The Moon, April 18-19, 1775
Many participants remembered that the moon was nearly full on the night of April 18-19, 1775. “The moon shone bright,” Paul Revere wrote in his deposition. His fellow captive Sanderson wrote independently, “It was a bright moon-light after the rising of the moon, and a pleasant evening” (Phinney, Lexington, 31).

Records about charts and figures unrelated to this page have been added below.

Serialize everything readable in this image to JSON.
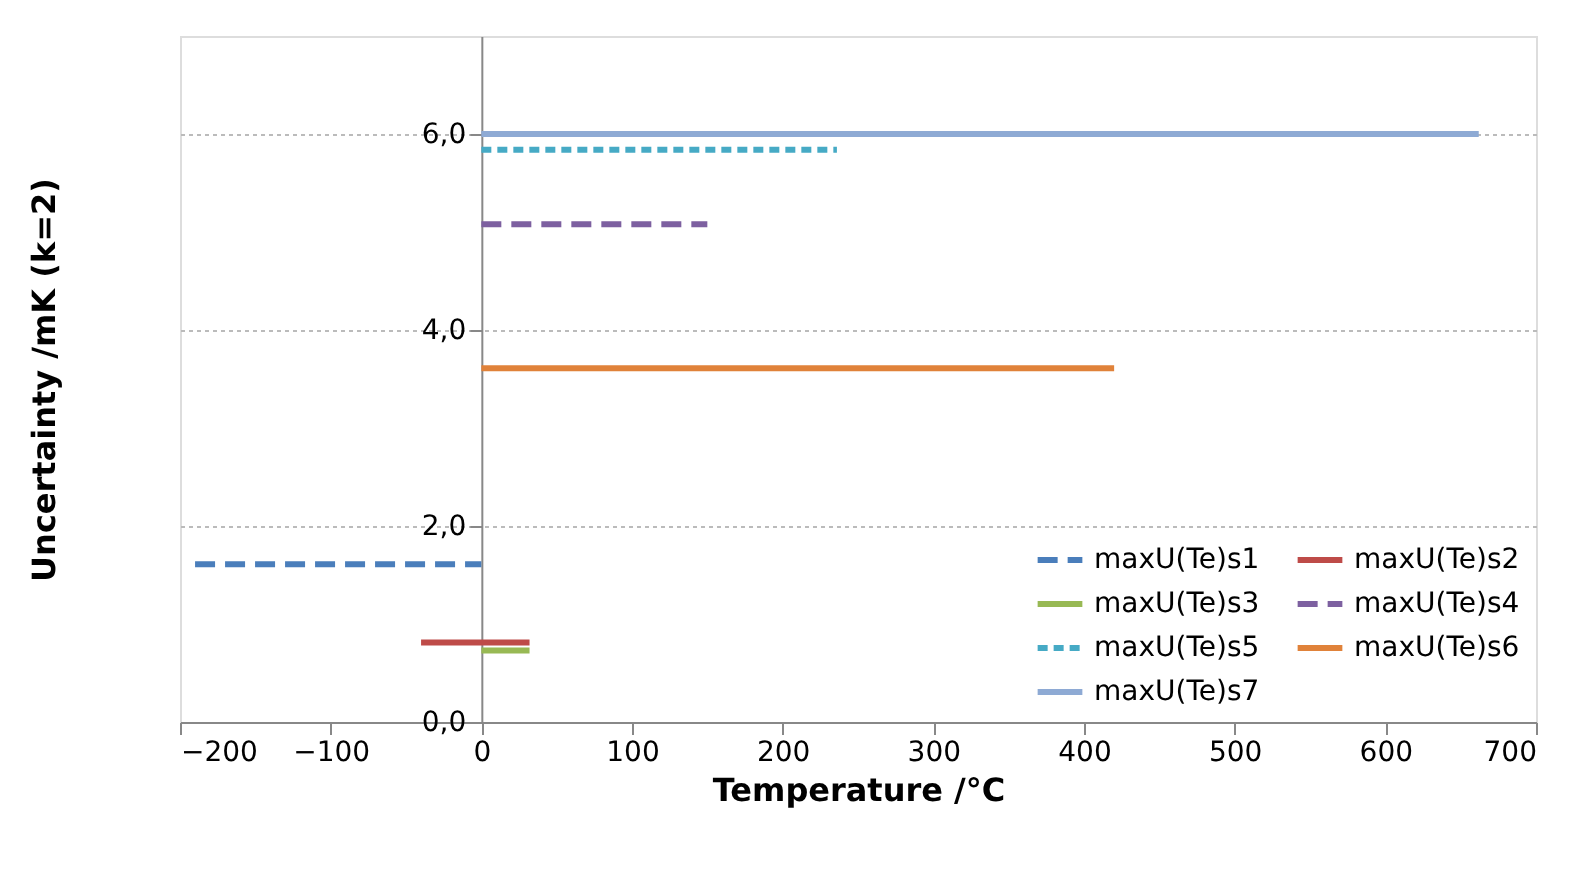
{
  "chart_data": {
    "type": "line",
    "xlabel": "Temperature /°C",
    "ylabel": "Uncertainty /mK (k=2)",
    "xlim": [
      -200,
      700
    ],
    "xticks": [
      -200,
      -100,
      0,
      100,
      200,
      300,
      400,
      500,
      600,
      700
    ],
    "ylim": [
      0,
      7
    ],
    "yticks": [
      {
        "value": 0,
        "label": "0,0"
      },
      {
        "value": 2,
        "label": "2,0"
      },
      {
        "value": 4,
        "label": "4,0"
      },
      {
        "value": 6,
        "label": "6,0"
      }
    ],
    "grid": "y",
    "legend": "bottom right",
    "marker": "none",
    "series": [
      {
        "name": "maxU(Te)s1",
        "color": "#4a7ebb",
        "line_style": "dashed",
        "x": [
          -190,
          0
        ],
        "values": [
          1.61,
          1.61
        ]
      },
      {
        "name": "maxU(Te)s2",
        "color": "#be4b48",
        "line_style": "solid",
        "x": [
          -40,
          32
        ],
        "values": [
          0.81,
          0.81
        ]
      },
      {
        "name": "maxU(Te)s3",
        "color": "#98b954",
        "line_style": "solid",
        "x": [
          0,
          32
        ],
        "values": [
          0.73,
          0.73
        ]
      },
      {
        "name": "maxU(Te)s4",
        "color": "#7d60a0",
        "line_style": "dashed",
        "x": [
          0,
          150
        ],
        "values": [
          5.08,
          5.08
        ]
      },
      {
        "name": "maxU(Te)s5",
        "color": "#46aac5",
        "line_style": "dotted",
        "x": [
          0,
          236
        ],
        "values": [
          5.84,
          5.84
        ]
      },
      {
        "name": "maxU(Te)s6",
        "color": "#e0823a",
        "line_style": "solid",
        "x": [
          0,
          420
        ],
        "values": [
          3.61,
          3.61
        ]
      },
      {
        "name": "maxU(Te)s7",
        "color": "#8eaad4",
        "line_style": "solid",
        "x": [
          0,
          662
        ],
        "values": [
          6.0,
          6.0
        ]
      }
    ]
  }
}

These memories have been confirmed by two American astronomers, Donald W. Olson and Russell L. Doescher, who studied this subject in detail, and found that the nearest full moon occurred on April 15, 1775, and the last quarter on April 22. On the night of the midnight ride, they calculate that “there was indeed a bright waning-gibbous moon, 87 percent sunlit, in Boston on the night of April 18, 1775.” They estimate that the moon rose over Boston at approximately 9:53 p.m., local apparent solar time (approximately 25 minutes later than our modern Eastern Standard Time).

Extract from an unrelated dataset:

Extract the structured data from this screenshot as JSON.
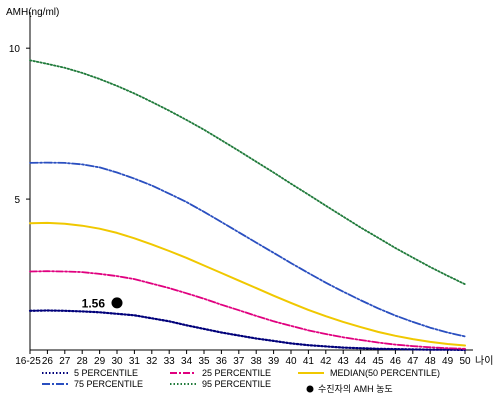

On that night Olson and Doescher reckon that the moon had a strong southern declination of -18 degrees. If Revere’s friends were rowing him across the Charles River at approximately 45 minutes after moonrise, the moon would have been very low in the southern sky—6 degrees above the horizon, on a true bearing of 121 degrees.
Revere’s course from the North End of Boston to Charlestown’s ferry landing was approximately 330 degrees. The moon was almost directly behind him, and as it was only 6 degrees above the horizon, his boat would have been shrouded in the dark moonshadow of the town’s skyline, and very difficult to see from the deck of HMS Somerset, or even from British guardboats that were patrolling the river that night.
The transit of the moon occurred at 2:42 a.m. according to the computations of two other astronomers, Jacques Vialle and Darrel Hoff. The marker in the Minute Man National Historical Park that refers to a third quarter moon is not correct.
See Donald W. Olson and Russell L. Doescher, “Astronomical Computing: Paul Revere’s Midnight Ride,” Sky and Telescope, April 1992, pp. 437-40; also Jacques Vialle and Darrel Hoff, “The Astronomy of Paul Revere’s Ride,” Astronomy 20 (1992): 13-18.